Je vais peut-être avoir un avis à contresens de pas mal de personnes mais je trouve ça ahurissant qu’on fasse des pieds et des mains pour incorporer un simple enregistreur d’appel téléphonique.

Quand on voit la quantité d’abus qui sont fait via des appels indésirables, ou quand on est confronté à une situation qui devrait relever de la justice (harcèlement entre autres), on a aucun moyen facile de pouvoir garder une preuve de ça.

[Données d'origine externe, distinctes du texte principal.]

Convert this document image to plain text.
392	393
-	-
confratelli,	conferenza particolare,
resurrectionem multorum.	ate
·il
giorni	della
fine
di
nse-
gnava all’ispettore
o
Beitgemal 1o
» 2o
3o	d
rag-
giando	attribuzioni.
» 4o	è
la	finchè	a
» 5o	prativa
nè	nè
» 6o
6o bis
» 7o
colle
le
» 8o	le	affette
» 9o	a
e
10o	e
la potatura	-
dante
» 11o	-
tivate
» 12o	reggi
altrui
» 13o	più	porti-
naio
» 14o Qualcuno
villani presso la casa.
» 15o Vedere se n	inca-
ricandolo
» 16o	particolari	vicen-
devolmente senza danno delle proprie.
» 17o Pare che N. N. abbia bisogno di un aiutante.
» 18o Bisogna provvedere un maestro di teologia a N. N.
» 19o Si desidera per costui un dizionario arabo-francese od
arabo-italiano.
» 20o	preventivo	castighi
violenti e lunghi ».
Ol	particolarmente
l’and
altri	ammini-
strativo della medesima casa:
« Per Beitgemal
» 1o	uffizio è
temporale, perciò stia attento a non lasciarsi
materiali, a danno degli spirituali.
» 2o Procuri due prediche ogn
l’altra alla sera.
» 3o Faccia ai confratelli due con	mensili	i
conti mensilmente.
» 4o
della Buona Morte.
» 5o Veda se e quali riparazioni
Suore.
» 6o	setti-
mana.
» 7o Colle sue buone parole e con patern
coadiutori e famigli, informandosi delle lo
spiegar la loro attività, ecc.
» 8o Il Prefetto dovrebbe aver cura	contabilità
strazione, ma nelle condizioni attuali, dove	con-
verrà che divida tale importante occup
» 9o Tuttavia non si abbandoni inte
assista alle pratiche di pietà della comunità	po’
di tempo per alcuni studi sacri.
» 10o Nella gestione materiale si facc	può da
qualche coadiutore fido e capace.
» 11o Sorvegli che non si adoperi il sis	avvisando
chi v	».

Je comprends les craintes sur les enregistrements de la part de certains qui abuseraient de la fonction mais je ne suis pas sûr que la balance bénéfice/risque soit en faveur du blocage de cette possibilité.

Papy-55

En mettant le téléphone en position main libre on peut déjà enregistrer les appels en utilisant un dictaphone, inclure cette fonctionnalité dans les mobiles ne fera que simplifier les opérations.

Augusto

Alors en fait pour être en plein dedans au niveau pro les enregistrements, y compris à l’insu, en entretien… etc sont tout à fait recevables en justice. Sans aucun souci au civil (prud’hommes, commerce, social…etc) et par contre au pénal il y a une tendance qui dit « à défaut d’autre moyens de preuve ». Ceci étant dit, dans les cas de harcèlement (moral ou sexuel) la charge de la preuve est à l’auteur présumé donc in fine, la victime présumée ne doit que des éléments de faits. Evidemment, on est pas chez les bisounours, et les éléments de preuve sont bienvenus voire indispensables, et donc, enregistrements, y compris à l’insu, sans problème.
Même chose pour la preuve obtenue par des moyens détournés, déloyaux… etc, depuis fin 2023 ça passe. En clair tu fais un imprime écran d’un compte facebook qui ne t’appartient pas et sur lequel tu as des propos inappropriés ben… ça passe.
Donc les enregistrements des appels ben… Carrément oui. Ca calmera bien tout le monde. Et c’est bienvenu vu l’évolution des comportements. Particulièrement en entreprise.

gothax

Sinon sur android et mon lineageOS pendant l’appel je peux enregistrer la conversation d’un simple bouton du mode telephone…
D’ailleurs si je ne fais pas attention mon oreille parfois le declenche

Bon je pense que cest une grande revolution dans le monde apple ???

SATS

Il existe déjà des applis sur le playstore qui font ça très bien. J’ai installé Cube ACR qui fonctionne parfaitement.

Pierro787

J’ai plus simple et plus rapide pour en avoir discuté avec mon avocate il y a un mois.

Si l enregistrement est destiné à apporter une preuve dans une affaire pénale, il sera accepté par le tribunal. Même si l interlocuteur n a pas donné son accord. Pour les affaires civils, de JAF, de tribunal de commerce ou administratif, ce sera refusé.

Ça reprend ce que dit l article. Ça n est accepté que pour les affaires judiciaires les plus graves.

Pierro787

Oui, et sur tous les Xiaomi, il y a l app Xiaomi Dialer qui fonctionne aussi très bien.

Après, ça reste bridable très facilement. Suivant la législation de chaque pays, l appli sera simplement publiée ou rejetée des stores.

Pierro787

Mon avocate ne me dit pas ça et sincèrement, le gars ou la nana qui sort des enregistrements téléphoniques clandestins de son ex pour obtenir la garde des enfants devant le JAF, ça va plus le desservir qu autre chose.

Chaque preuve est appréciée par le juge et dans ce genre d affaire, les coups tordus ont plus de chances d être sanctionnés par les juges qu’utilisé.

Augusto

Un avocat n’est absolument pas un interlocuteur de confiance.